Diving into the childhood found some loosely related issues, but most of those felt like retreading a landscape that I was already intimately familiar with. It gave me some new perspective, but didn't get to the source of the conflict. Moving on from there, I had to examine my interactions with others. I don't believe any of us are perfect and I'm sure we've all done things that could ideally have been done differently, but we can't change those things and if we could, we wouldn't be who we are without those lessons.

I've spent plenty of time making peace with previous actions and finding acceptance. This again felt very heavily like retreading, but the map is not the territory. While examining things I overtly felt negative, I honestly couldn't find anything that I hadn't accepted and made peace with yet. I feel that's fair in some regards as I have a highly self-critical nature and tend to be harder on myself than anyone else ever could, but perhaps the issue wasn't with the overtly negative interactions.

Can we feel guilt for things done in the service of others? Even when the other makes it clear that what we're doing is at their request? It's an interesting dilemma, but apparently we can. You see, once upon a time I made a promise. The kind of promise you mean to the core of your being, especially at the time you said it. That contract was burned long ago, but the guilt of breaking that promise remained.

With greater awareness, it becomes abundantly clear that the promise made was so far outside of the realm of possibilities that I would never make it again. How can you promise someone the impossible and hold yourself to it? Obviously you can't, but apparently you can't stop that failure from haunting you until it becomes abundantly clear that it is and has been for years.
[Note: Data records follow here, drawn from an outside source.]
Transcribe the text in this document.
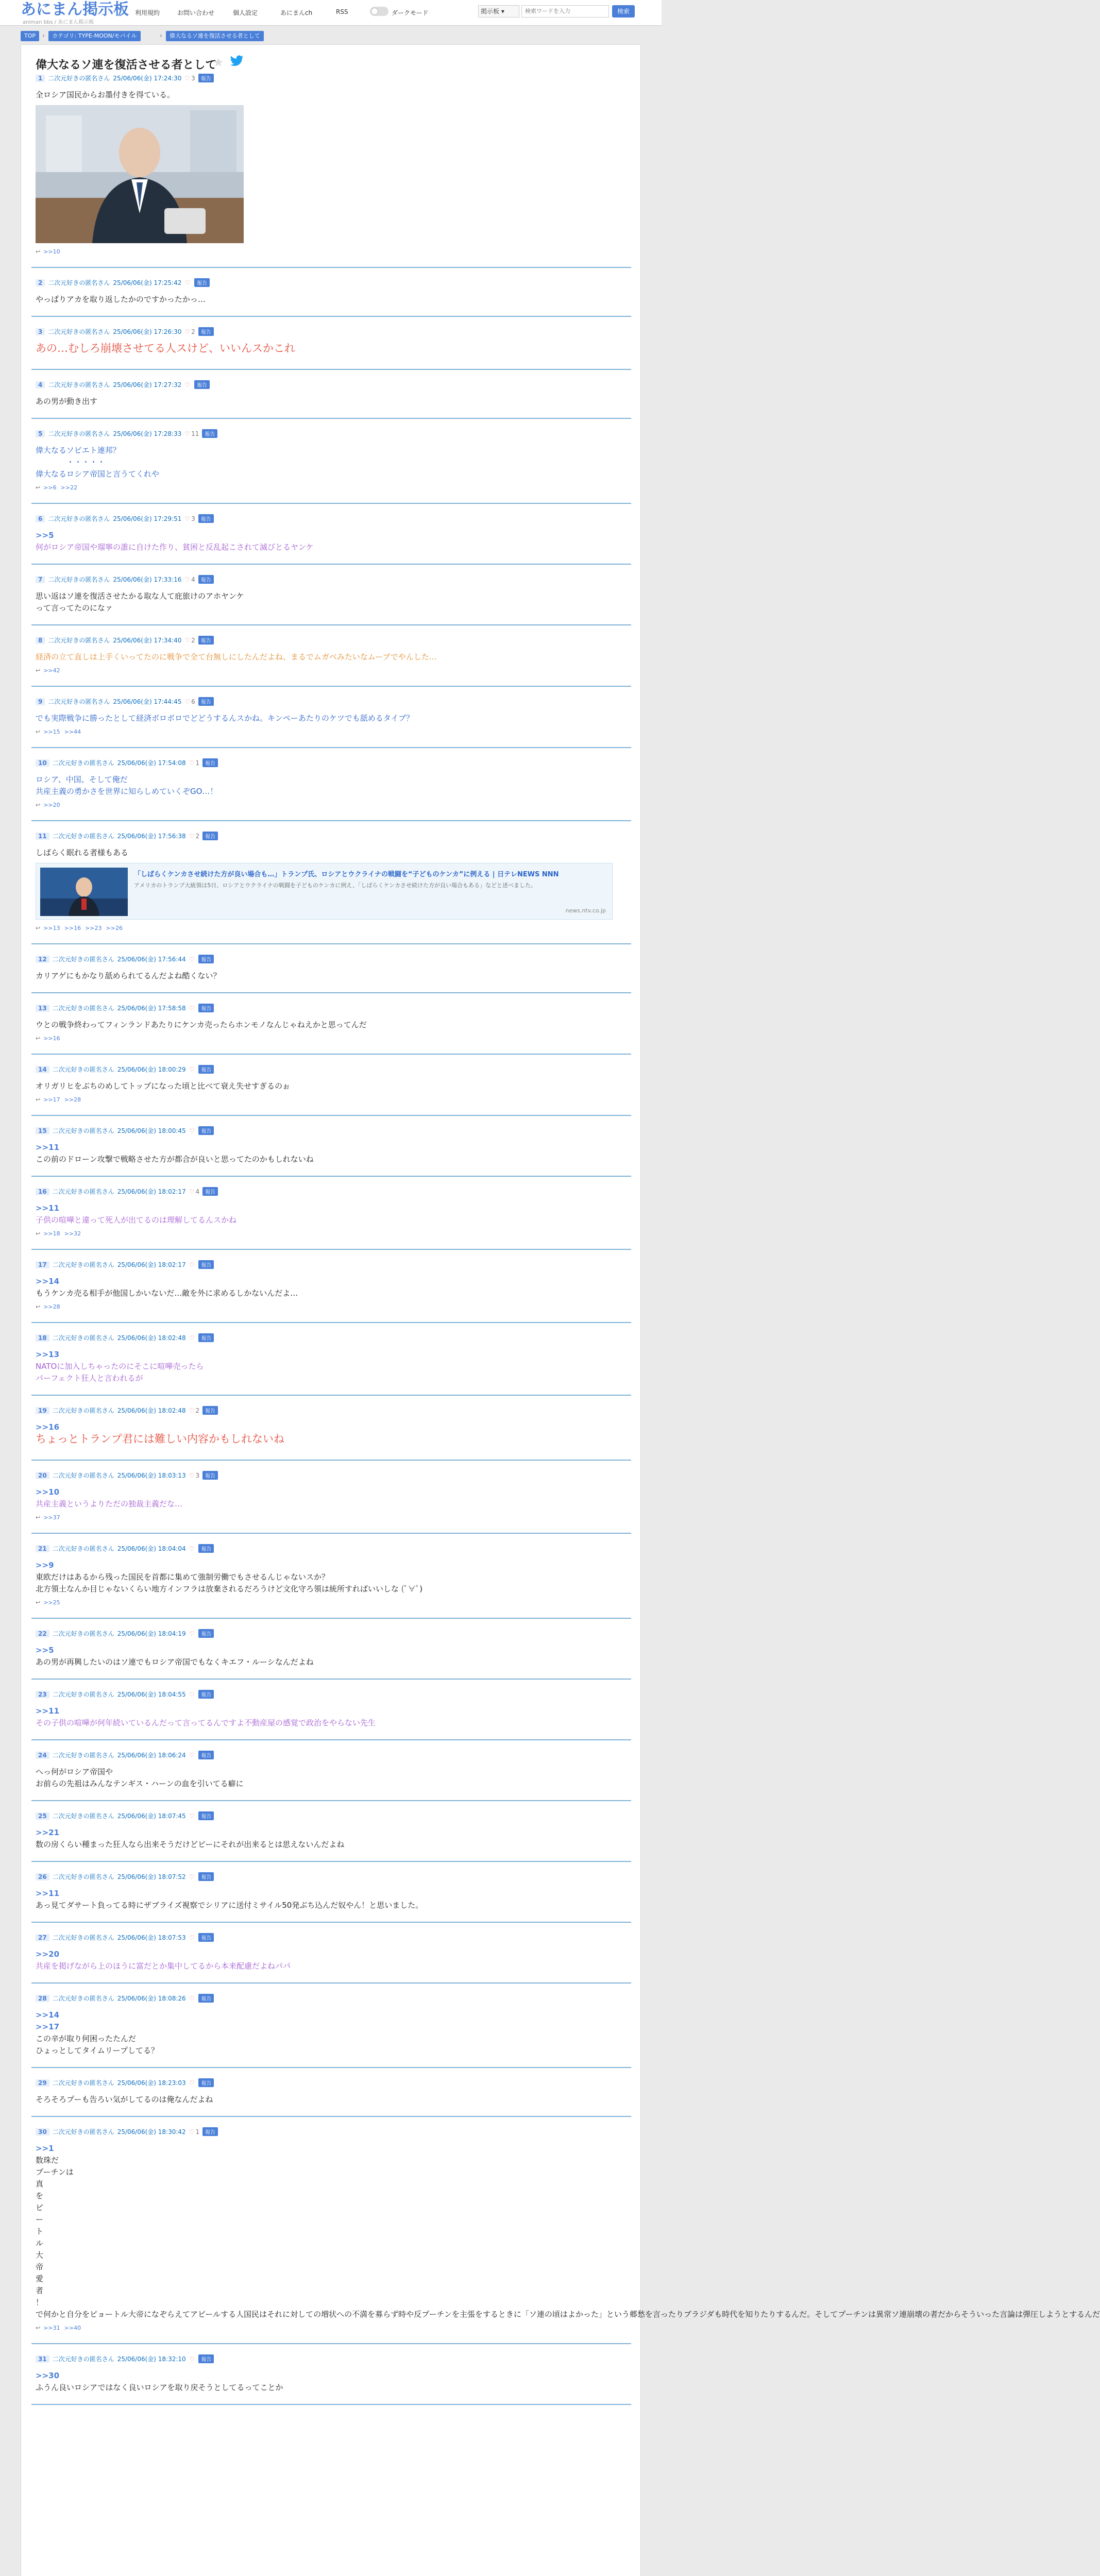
あにまん掲示板
animan bbs / あにまん掲示板
利用規約	お問い合わせ	個人設定	あにまんch	RSS	ダークモード	掲示板 ▾
検索ワードを入力	検索
TOP	›	カテゴリ: TYPE-MOON/モバイル	›	偉大なるソ連を復活させる者として
偉大なるソ連を復活させる者として
★
1 二次元好きの匿名さん 25/06/06(金) 17:24:30 ♡ 3 報告
全ロシア国民からお墨付きを得ている。
↩ >>10
2 二次元好きの匿名さん 25/06/06(金) 17:25:42 ♡ 報告
やっぱりアカを取り返したかのですかったかっ…
3 二次元好きの匿名さん 25/06/06(金) 17:26:30 ♡ 2 報告
あの…むしろ崩壊させてる人スけど、いいんスかこれ
4 二次元好きの匿名さん 25/06/06(金) 17:27:32 ♡ 報告
あの男が動き出す
5 二次元好きの匿名さん 25/06/06(金) 17:28:33 ♡ 11 報告
偉大なるソビエト連邦？
　　　　・・・・・
偉大なるロシア帝国と言うてくれや
↩ >>6 >>22
6 二次元好きの匿名さん 25/06/06(金) 17:29:51 ♡ 3 報告
>>5
何がロシア帝国や瑠寧の誰に自けた作り、貧困と反乱起こされて滅びとるヤンケ
7 二次元好きの匿名さん 25/06/06(金) 17:33:16 ♡ 4 報告
思い返はソ連を復活させたかる取な人て庇旅けのアホヤンケ
って言ってたのになァ
8 二次元好きの匿名さん 25/06/06(金) 17:34:40 ♡ 2 報告
経済の立て直しは上手くいってたのに戦争で全て台無しにしたんだよね、まるでムガベみたいなムーブでやんした…
↩ >>42
9 二次元好きの匿名さん 25/06/06(金) 17:44:45 ♡ 6 報告
でも実際戦争に勝ったとして経済ボロボロでどどうするんスかね。キンペーあたりのケツでも舐めるタイプ？
↩ >>15 >>44
10 二次元好きの匿名さん 25/06/06(金) 17:54:08 ♡ 1 報告
ロシア、中国、そして俺だ
共産主義の勇かさを世界に知らしめていくぞGO…！
↩ >>20
11 二次元好きの匿名さん 25/06/06(金) 17:56:38 ♡ 2 報告
しばらく眠れる者様もある
「しばらくケンカさせ続けた方が良い場合も…」トランプ氏、ロシアとウクライナの戦闘を“子どものケンカ”に例える | 日テレNEWS NNN
アメリカのトランプ大統領は5日、ロシアとウクライナの戦闘を子どものケンカに例え、「しばらくケンカさせ続けた方が良い場合もある」などと述べました。
news.ntv.co.jp
↩ >>13 >>16 >>23 >>26
12 二次元好きの匿名さん 25/06/06(金) 17:56:44 ♡ 報告
カリアゲにもかなり舐められてるんだよね酷くない？
13 二次元好きの匿名さん 25/06/06(金) 17:58:58 ♡ 報告
ウとの戦争終わってフィンランドあたりにケンカ売ったらホンモノなんじゃねえかと思ってんだ
↩ >>16
14 二次元好きの匿名さん 25/06/06(金) 18:00:29 ♡ 報告
オリガリヒをぶちのめしてトップになった頃と比べて衰え失せすぎるのぉ
↩ >>17 >>28
15 二次元好きの匿名さん 25/06/06(金) 18:00:45 ♡ 報告
>>11
この前のドローン攻撃で戦略させた方が都合が良いと思ってたのかもしれないね
16 二次元好きの匿名さん 25/06/06(金) 18:02:17 ♡ 4 報告
>>11
子供の喧嘩と違って死人が出てるのは理解してるんスかね
↩ >>18 >>32
17 二次元好きの匿名さん 25/06/06(金) 18:02:17 ♡ 報告
>>14
もうケンカ売る相手が他国しかいないだ…敵を外に求めるしかないんだよ…
↩ >>28
18 二次元好きの匿名さん 25/06/06(金) 18:02:48 ♡ 報告
>>13
NATOに加入しちゃったのにそこに喧嘩売ったら
パーフェクト狂人と言われるが
19 二次元好きの匿名さん 25/06/06(金) 18:02:48 ♡ 2 報告
>>16
ちょっとトランプ君には難しい内容かもしれないね
20 二次元好きの匿名さん 25/06/06(金) 18:03:13 ♡ 3 報告
>>10
共産主義というよりただの独裁主義だな…
↩ >>37
21 二次元好きの匿名さん 25/06/06(金) 18:04:04 ♡ 報告
>>9
東欧だけはあるから残った国民を首都に集めて強制労働でもさせるんじゃないスか？
北方領土なんか目じゃないくらい地方インフラは放棄されるだろうけど文化守ろ領は統所すればいいしな (ﾟ∀ﾟ)
↩ >>25
22 二次元好きの匿名さん 25/06/06(金) 18:04:19 ♡ 報告
>>5
あの男が再興したいのはソ連でもロシア帝国でもなくキエフ・ルーシなんだよね
23 二次元好きの匿名さん 25/06/06(金) 18:04:55 ♡ 報告
>>11
その子供の喧嘩が何年続いているんだって言ってるんですよ不動産屋の感覚で政治をやらない先生
24 二次元好きの匿名さん 25/06/06(金) 18:06:24 ♡ 報告
へっ何がロシア帝国や
お前らの先祖はみんなテンギス・ハーンの血を引いてる癖に
25 二次元好きの匿名さん 25/06/06(金) 18:07:45 ♡ 報告
>>21
数の房くらい種まった狂人なら出来そうだけどピーにそれが出来るとは思えないんだよね
26 二次元好きの匿名さん 25/06/06(金) 18:07:52 ♡ 報告
>>11
あっ見てダサート負ってる時にザブライズ視察でシリアに送付ミサイル50発ぶち込んだ奴やん！と思いました。
27 二次元好きの匿名さん 25/06/06(金) 18:07:53 ♡ 報告
>>20
共産を掲げながら上のほうに富だとか集中してるから本来配慮だよねパパ
28 二次元好きの匿名さん 25/06/06(金) 18:08:26 ♡ 報告
>>14
>>17
この辛が取り何困ったたんだ
ひょっとしてタイムリープしてる？
29 二次元好きの匿名さん 25/06/06(金) 18:23:03 ♡ 報告
そろそろプーも告ろい気がしてるのは俺なんだよね
30 二次元好きの匿名さん 25/06/06(金) 18:30:42 ♡ 1 報告
>>1
数珠だ
プーチンは
真
を
ピ
ー
ト
ル
大
帝
愛
者
！
で何かと自分をピョートル大帝になぞらえてアピールする人国民はそれに対しての増状への不満を募らず時や反プーチンを主張をするときに「ソ連の頃はよかった」という郷愁を言ったりブラジダも時代を知りたりするんだ。そしてプーチンは異常ソ連崩壊の者だからそういった言論は弾圧しようとするんだ
↩ >>31 >>40
31 二次元好きの匿名さん 25/06/06(金) 18:32:10 ♡ 報告
>>30
ふうん良いロシアではなく良いロシアを取り戻そうとしてるってことか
What is this colossal whopper of a lie that has been weighing on my soul for years? I promised someone I would never let them go. For all of the obvious reasons, this is a stupid thing to promise anyone. That is a two-way commitment that requires both parties to stay in alignment on that agreement and can't be maintained by only one party. Worse than that, it's something entirely outside of our control. We all die eventually and letting go and grieving is a part of that process.

Whether the person still exists in some form or not is kind of irrelevant because whoever I was in that moment and whoever they were in that moment have been dead for quite some time. It didn't stop me from meaning what I said in that moment and it didn't stop me from putting an unrealistic expectation on myself, even with the best of intentions. When we make a commitment on that level, regardless of the impossibility, it leaves a sense of failure and guilt because it ultimately feels like: "I wasn't enough."

How could anyone ever be enough to do something not physically or spiritually possible? Clearly they couldn't. So why carry around guilt about it and let it project onto all my future relationships? I shouldn't. If we don't set unrealistic expectation for ourselves, life is much more manageable. If one can recognize the root of the problem and embrace mindfulness to be sure to not repeat the pattern, then the lesson is learned and there's no more reason to feel guilty and project that guilt onto interactions with others in the present. Much love. Peace.